Saturday, July 13, 2013

Faulkner's Pants

Box of William Faulkner's pants, Oxford, Mississippi, Spring, 2010.

Photo: Jim O'Brien

Friday, July 12, 2013

Poem by Desmond O'Grady

This is one of those poems, like R.S. Thomas' "Song at the Year's Turning," that I can't really figure out but love very much anyway. I love "fisted flex of heart." Also how "staring staring silence" is revisited later with the "Unwinking eyes of saints" and "I felt the Churcheyed, fidget fear." I love the structure of the three long sentences that make up the three stanzas, and the tone of frustration, perhaps tinged with surrender. Perhaps not tinged with surrender. I'm not really sure. I like the outraged shock in the question of the title. Is it outraged shock? Is it a sort of mocking of teenage petulance? There's some kind of returning going on, but is it to an emotion? Or a place?

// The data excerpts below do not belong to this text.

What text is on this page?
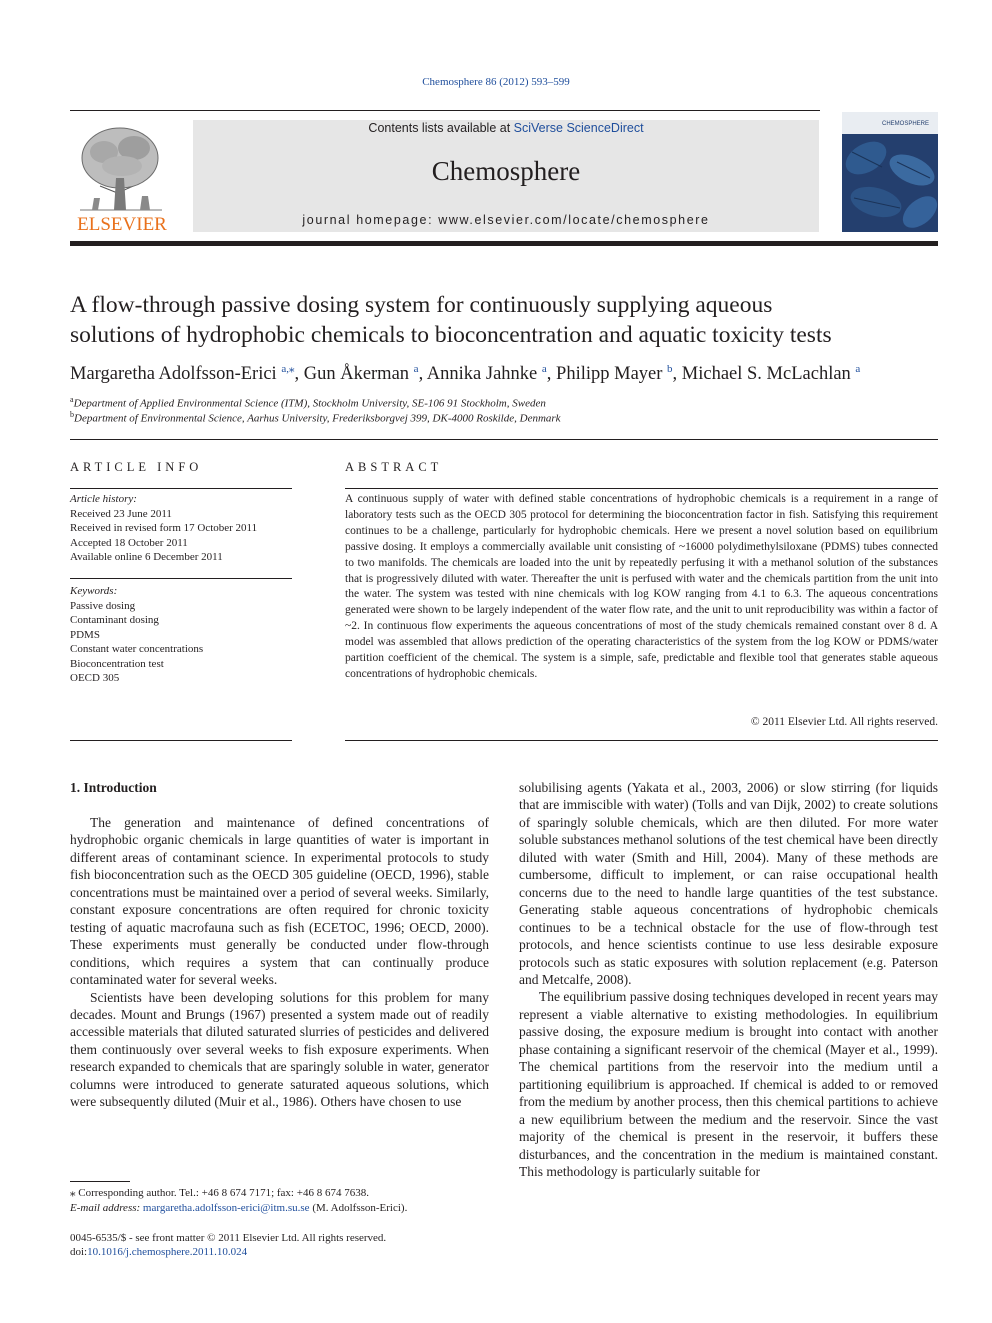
Chemosphere 86 (2012) 593–599
ELSEVIER
Contents lists available at SciVerse ScienceDirect
Chemosphere
journal homepage: www.elsevier.com/locate/chemosphere
CHEMOSPHERE
A flow-through passive dosing system for continuously supplying aqueous
solutions of hydrophobic chemicals to bioconcentration and aquatic toxicity tests
Margaretha Adolfsson-Erici $^{a,⁎}$, Gun Åkerman $^a$, Annika Jahnke $^a$, Philipp Mayer $^b$, Michael S. McLachlan $^a$
$^a$Department of Applied Environmental Science (ITM), Stockholm University, SE-106 91 Stockholm, Sweden
$^b$Department of Environmental Science, Aarhus University, Frederiksborgvej 399, DK-4000 Roskilde, Denmark
ARTICLE INFO	ABSTRACT
Article history:
Received 23 June 2011
Received in revised form 17 October 2011
Accepted 18 October 2011
Available online 6 December 2011
Keywords:
Passive dosing
Contaminant dosing
PDMS
Constant water concentrations
Bioconcentration test
OECD 305
A continuous supply of water with defined stable concentrations of hydrophobic chemicals is a requirement in a range of laboratory tests such as the OECD 305 protocol for determining the bioconcentration factor in fish. Satisfying this requirement continues to be a challenge, particularly for hydrophobic chemicals. Here we present a novel solution based on equilibrium passive dosing. It employs a commercially available unit consisting of ~16000 polydimethylsiloxane (PDMS) tubes connected to two manifolds. The chemicals are loaded into the unit by repeatedly perfusing it with a methanol solution of the substances that is progressively diluted with water. Thereafter the unit is perfused with water and the chemicals partition from the unit into the water. The system was tested with nine chemicals with log KOW ranging from 4.1 to 6.3. The aqueous concentrations generated were shown to be largely independent of the water flow rate, and the unit to unit reproducibility was within a factor of ~2. In continuous flow experiments the aqueous concentrations of most of the study chemicals remained constant over 8 d. A model was assembled that allows prediction of the operating characteristics of the system from the log KOW or PDMS/water partition coefficient of the chemical. The system is a simple, safe, predictable and flexible tool that generates stable aqueous concentrations of hydrophobic chemicals.
© 2011 Elsevier Ltd. All rights reserved.
1. Introduction

The generation and maintenance of defined concentrations of hydrophobic organic chemicals in large quantities of water is important in different areas of contaminant science. In experimental protocols to study fish bioconcentration such as the OECD 305 guideline (OECD, 1996), stable concentrations must be maintained over a period of several weeks. Similarly, constant exposure concentrations are often required for chronic toxicity testing of aquatic macrofauna such as fish (ECETOC, 1996; OECD, 2000). These experiments must generally be conducted under flow-through conditions, which requires a system that can continually produce contaminated water for several weeks.

Scientists have been developing solutions for this problem for many decades. Mount and Brungs (1967) presented a system made out of readily accessible materials that diluted saturated slurries of pesticides and delivered them continuously over several weeks to fish exposure experiments. When research expanded to chemicals that are sparingly soluble in water, generator columns were introduced to generate saturated aqueous solutions, which were subsequently diluted (Muir et al., 1986). Others have chosen to use

solubilising agents (Yakata et al., 2003, 2006) or slow stirring (for liquids that are immiscible with water) (Tolls and van Dijk, 2002) to create solutions of sparingly soluble chemicals, which are then diluted. For more water soluble substances methanol solutions of the test chemical have been directly diluted with water (Smith and Hill, 2004). Many of these methods are cumbersome, difficult to implement, or can raise occupational health concerns due to the need to handle large quantities of the test substance. Generating stable aqueous concentrations of hydrophobic chemicals continues to be a technical obstacle for the use of flow-through test protocols, and hence scientists continue to use less desirable exposure protocols such as static exposures with solution replacement (e.g. Paterson and Metcalfe, 2008).

The equilibrium passive dosing techniques developed in recent years may represent a viable alternative to existing methodologies. In equilibrium passive dosing, the exposure medium is brought into contact with another phase containing a significant reservoir of the chemical (Mayer et al., 1999). The chemical partitions from the reservoir into the medium until a partitioning equilibrium is approached. If chemical is added to or removed from the medium by another process, then this chemical partitions to achieve a new equilibrium between the medium and the reservoir. Since the vast majority of the chemical is present in the reservoir, it buffers these disturbances, and the concentration in the medium is maintained constant. This methodology is particularly suitable for

⁎ Corresponding author. Tel.: +46 8 674 7171; fax: +46 8 674 7638.
E-mail address: margaretha.adolfsson-erici@itm.su.se (M. Adolfsson-Erici).
0045-6535/$ - see front matter © 2011 Elsevier Ltd. All rights reserved.
doi:10.1016/j.chemosphere.2011.10.024
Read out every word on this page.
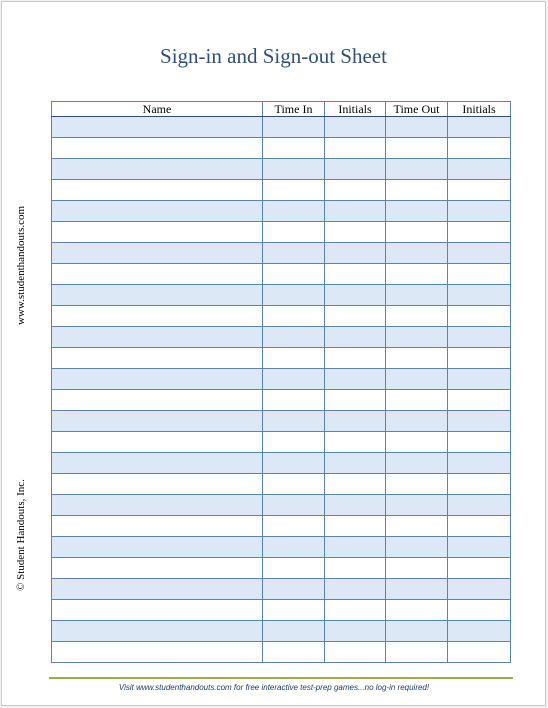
Sign-in and Sign-out Sheet
www.studenthandouts.com
© Student Handouts, Inc.
Name	Time In	Initials	Time Out	Initials

Visit www.studenthandouts.com for free interactive test-prep games...no log-in required!
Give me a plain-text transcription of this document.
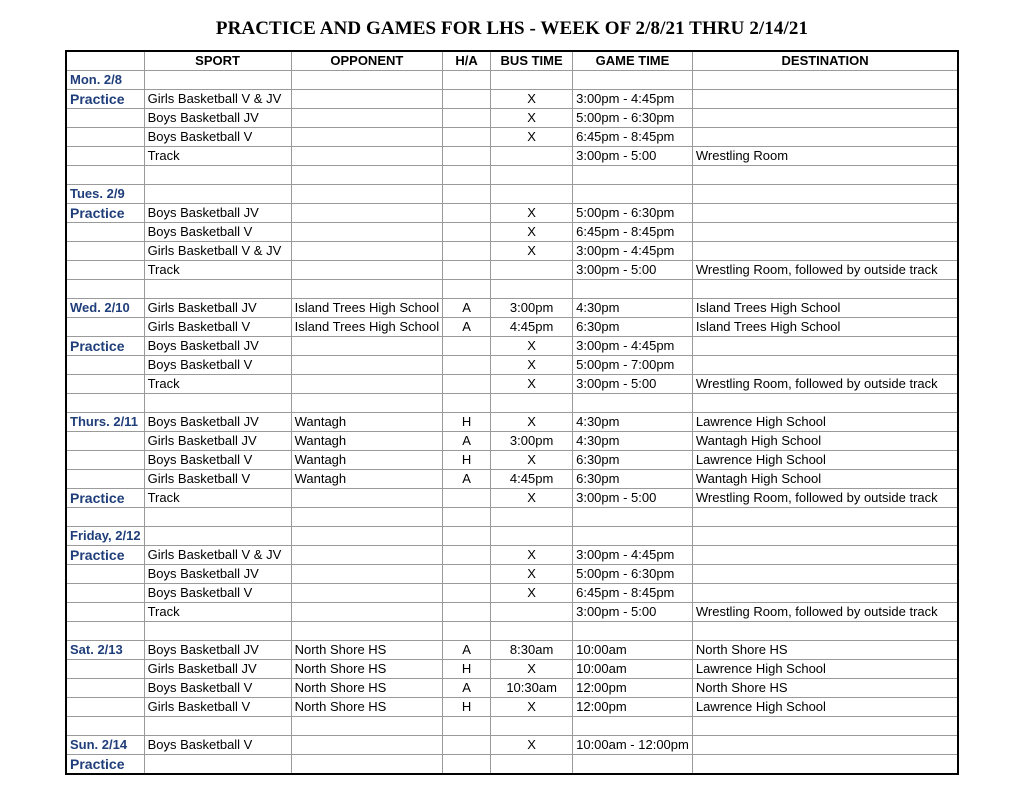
PRACTICE AND GAMES FOR LHS - WEEK OF 2/8/21 THRU 2/14/21
	SPORT	OPPONENT	H/A	BUS TIME	GAME TIME	DESTINATION
Mon. 2/8						
Practice	Girls Basketball V & JV			X	3:00pm - 4:45pm	
	Boys Basketball JV			X	5:00pm - 6:30pm	
	Boys Basketball V			X	6:45pm - 8:45pm	
	Track				3:00pm - 5:00	Wrestling Room

Tues. 2/9						
Practice	Boys Basketball JV			X	5:00pm - 6:30pm	
	Boys Basketball V			X	6:45pm - 8:45pm	
	Girls Basketball V & JV			X	3:00pm - 4:45pm	
	Track				3:00pm - 5:00	Wrestling Room, followed by outside track

Wed. 2/10	Girls Basketball JV	Island Trees High School	A	3:00pm	4:30pm	Island Trees High School
	Girls Basketball V	Island Trees High School	A	4:45pm	6:30pm	Island Trees High School
Practice	Boys Basketball JV			X	3:00pm - 4:45pm	
	Boys Basketball V			X	5:00pm - 7:00pm	
	Track			X	3:00pm - 5:00	Wrestling Room, followed by outside track

Thurs. 2/11	Boys Basketball JV	Wantagh	H	X	4:30pm	Lawrence High School
	Girls Basketball JV	Wantagh	A	3:00pm	4:30pm	Wantagh High School
	Boys Basketball V	Wantagh	H	X	6:30pm	Lawrence High School
	Girls Basketball V	Wantagh	A	4:45pm	6:30pm	Wantagh High School
Practice	Track			X	3:00pm - 5:00	Wrestling Room, followed by outside track

Friday, 2/12						
Practice	Girls Basketball V & JV			X	3:00pm - 4:45pm	
	Boys Basketball JV			X	5:00pm - 6:30pm	
	Boys Basketball V			X	6:45pm - 8:45pm	
	Track				3:00pm - 5:00	Wrestling Room, followed by outside track

Sat. 2/13	Boys Basketball JV	North Shore HS	A	8:30am	10:00am	North Shore HS
	Girls Basketball JV	North Shore HS	H	X	10:00am	Lawrence High School
	Boys Basketball V	North Shore HS	A	10:30am	12:00pm	North Shore HS
	Girls Basketball V	North Shore HS	H	X	12:00pm	Lawrence High School

Sun. 2/14	Boys Basketball V			X	10:00am - 12:00pm	
Practice						
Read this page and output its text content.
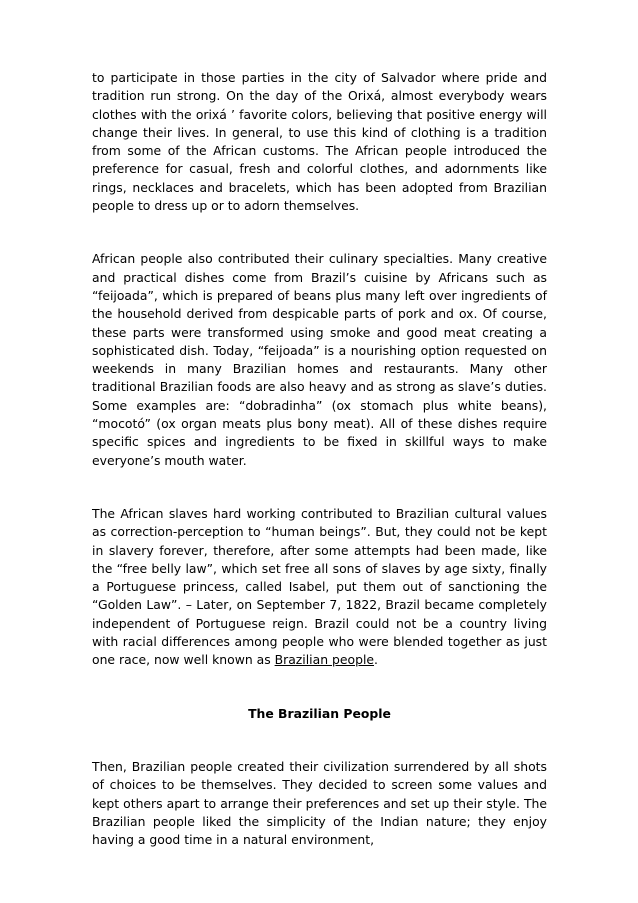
to participate in those parties in the city of Salvador where pride and tradition run strong. On the day of the Orixá, almost everybody wears clothes with the orixá ’ favorite colors, believing that positive energy will change their lives. In general, to use this kind of clothing is a tradition from some of the African customs. The African people introduced the preference for casual, fresh and colorful clothes, and adornments like rings, necklaces and bracelets, which has been adopted from Brazilian people to dress up or to adorn themselves.

African people also contributed their culinary specialties. Many creative and practical dishes come from Brazil’s cuisine by Africans such as “feijoada”, which is prepared of beans plus many left over ingredients of the household derived from despicable parts of pork and ox. Of course, these parts were transformed using smoke and good meat creating a sophisticated dish. Today, “feijoada” is a nourishing option requested on weekends in many Brazilian homes and restaurants. Many other traditional Brazilian foods are also heavy and as strong as slave’s duties. Some examples are: “dobradinha” (ox stomach plus white beans), “mocotó” (ox organ meats plus bony meat). All of these dishes require specific spices and ingredients to be fixed in skillful ways to make everyone’s mouth water.

The African slaves hard working contributed to Brazilian cultural values as correction-perception to “human beings”. But, they could not be kept in slavery forever, therefore, after some attempts had been made, like the “free belly law”, which set free all sons of slaves by age sixty, finally a Portuguese princess, called Isabel, put them out of sanctioning the “Golden Law”. – Later, on September 7, 1822, Brazil became completely independent of Portuguese reign. Brazil could not be a country living with racial differences among people who were blended together as just one race, now well known as Brazilian people.

The Brazilian People

Then, Brazilian people created their civilization surrendered by all shots of choices to be themselves. They decided to screen some values and kept others apart to arrange their preferences and set up their style. The Brazilian people liked the simplicity of the Indian nature; they enjoy having a good time in a natural environment,
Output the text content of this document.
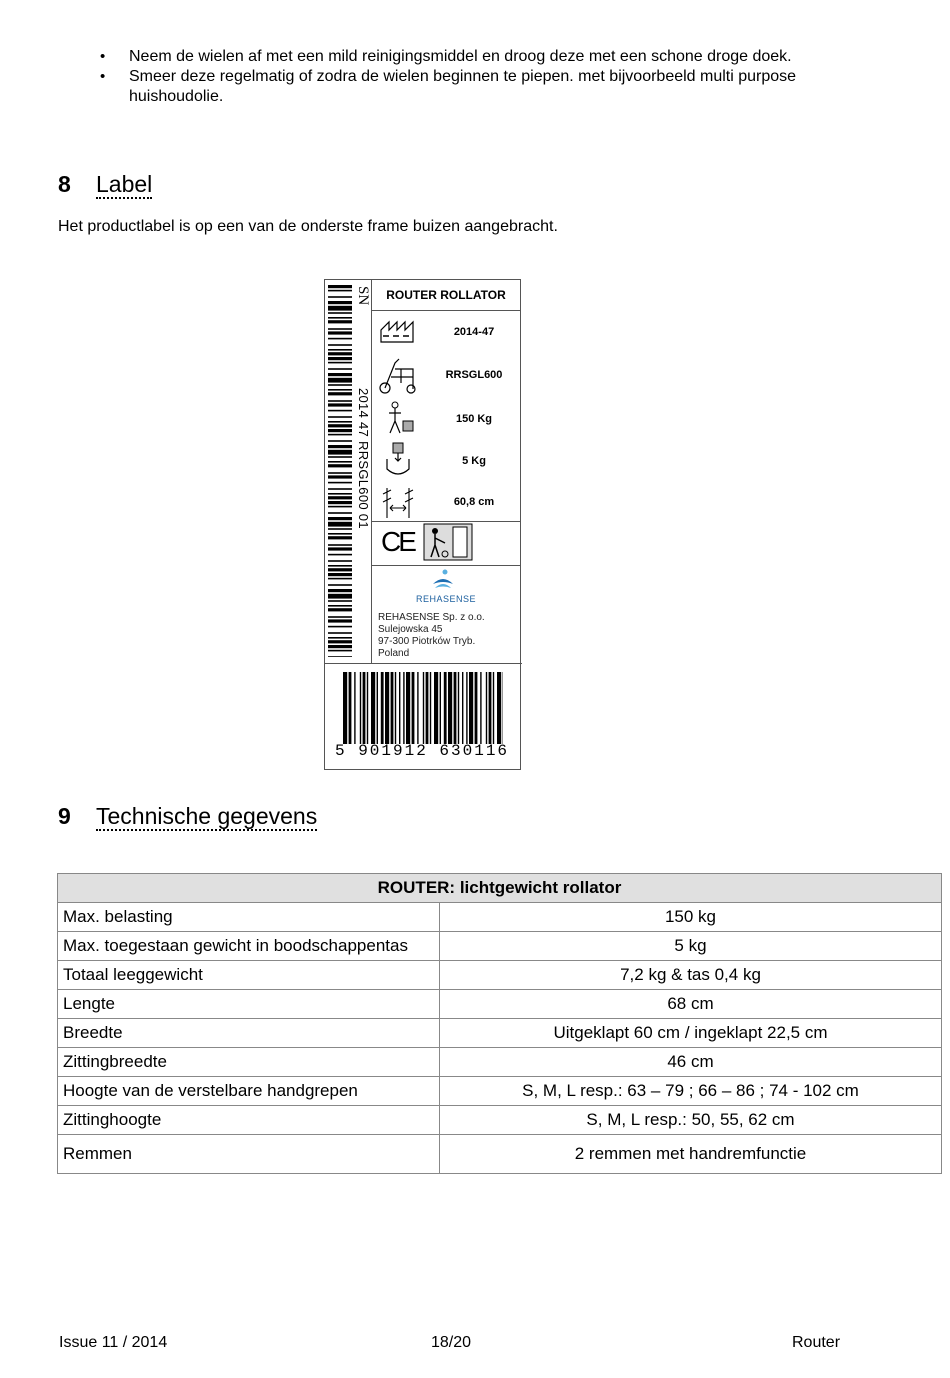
• Neem de wielen af met een mild reinigingsmiddel en droog deze met een schone droge doek.
• Smeer deze regelmatig of zodra de wielen beginnen te piepen. met bijvoorbeeld multi purpose huishoudolie.
8 Label
Het productlabel is op een van de onderste frame buizen aangebracht.
SN
2014 47 RRSGL600 01
ROUTER ROLLATOR
2014-47
RRSGL600
150 Kg
5 Kg
60,8 cm
CE
REHASENSE
REHASENSE Sp. z o.o.
Sulejowska 45
97-300 Piotrków Tryb.
Poland
5 901912 630116
9 Technische gegevens
ROUTER: lichtgewicht rollator	
Max. belasting	150 kg
Max. toegestaan gewicht in boodschappentas	5 kg
Totaal leeggewicht	7,2 kg & tas 0,4 kg
Lengte	68 cm
Breedte	Uitgeklapt 60 cm / ingeklapt 22,5 cm
Zittingbreedte	46 cm
Hoogte van de verstelbare handgrepen	S, M, L resp.: 63 – 79 ; 66 – 86 ; 74 - 102 cm
Zittinghoogte	S, M, L resp.: 50, 55, 62 cm
Remmen	2 remmen met handremfunctie
Issue 11 / 2014	18/20	Router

And if it's to a place, is it a physical place or a spiritual one? Maybe it's all of these things. Or none of them. I can't really figure it out. But still I love this poem by the Irishman, Desmond O'Grady, which I found in his 1967 collection called The Dark Edge of Europe.


Was I Supposed to Know?
When,
In a blue-sharp, fallow sky,
With wind in hair
And grey of rock, angled by ages, sharpening the eye,
I
Stamped down that cut stone stair
Towards sand and sea
And clawed, nails scratching, down from the deaf-mute cliffs to where
Were track and trees below --
Was I supposed to know?

When,
With senses quick as compass
And tightened skin,
In breaking clearing, fell on Church and Churchyard moss
I,
Helpless, toeheeled in
To Christ and Cross
And staring staring silence, felt small as a pin,
Felt schoolboy years ago --
Was I supposed to know?

Was I supposed to know
That each fisted flex of heart
And wide of eye,
Each pitch of thought in bone-sprung skull; each stutter start
Of unravelled blood in my
Knit flesh and bone;
And every studied part I cast me as a boy;
That all my rebel scorn
And mock at prayer,
My every bedded bitch and spilled out kids unborn,
Were
All marked mine with care --
By some high Law
Or some high guiding Plan -- to lead me back to where,
Again,
With coffin smell of pew
And chris of Cross,
Unwinking eyes of saints and hushed confession queue --
For one loud nervous boot
Of frightened heart,
I felt the Churcheyed, fidget fear of schooltied youth?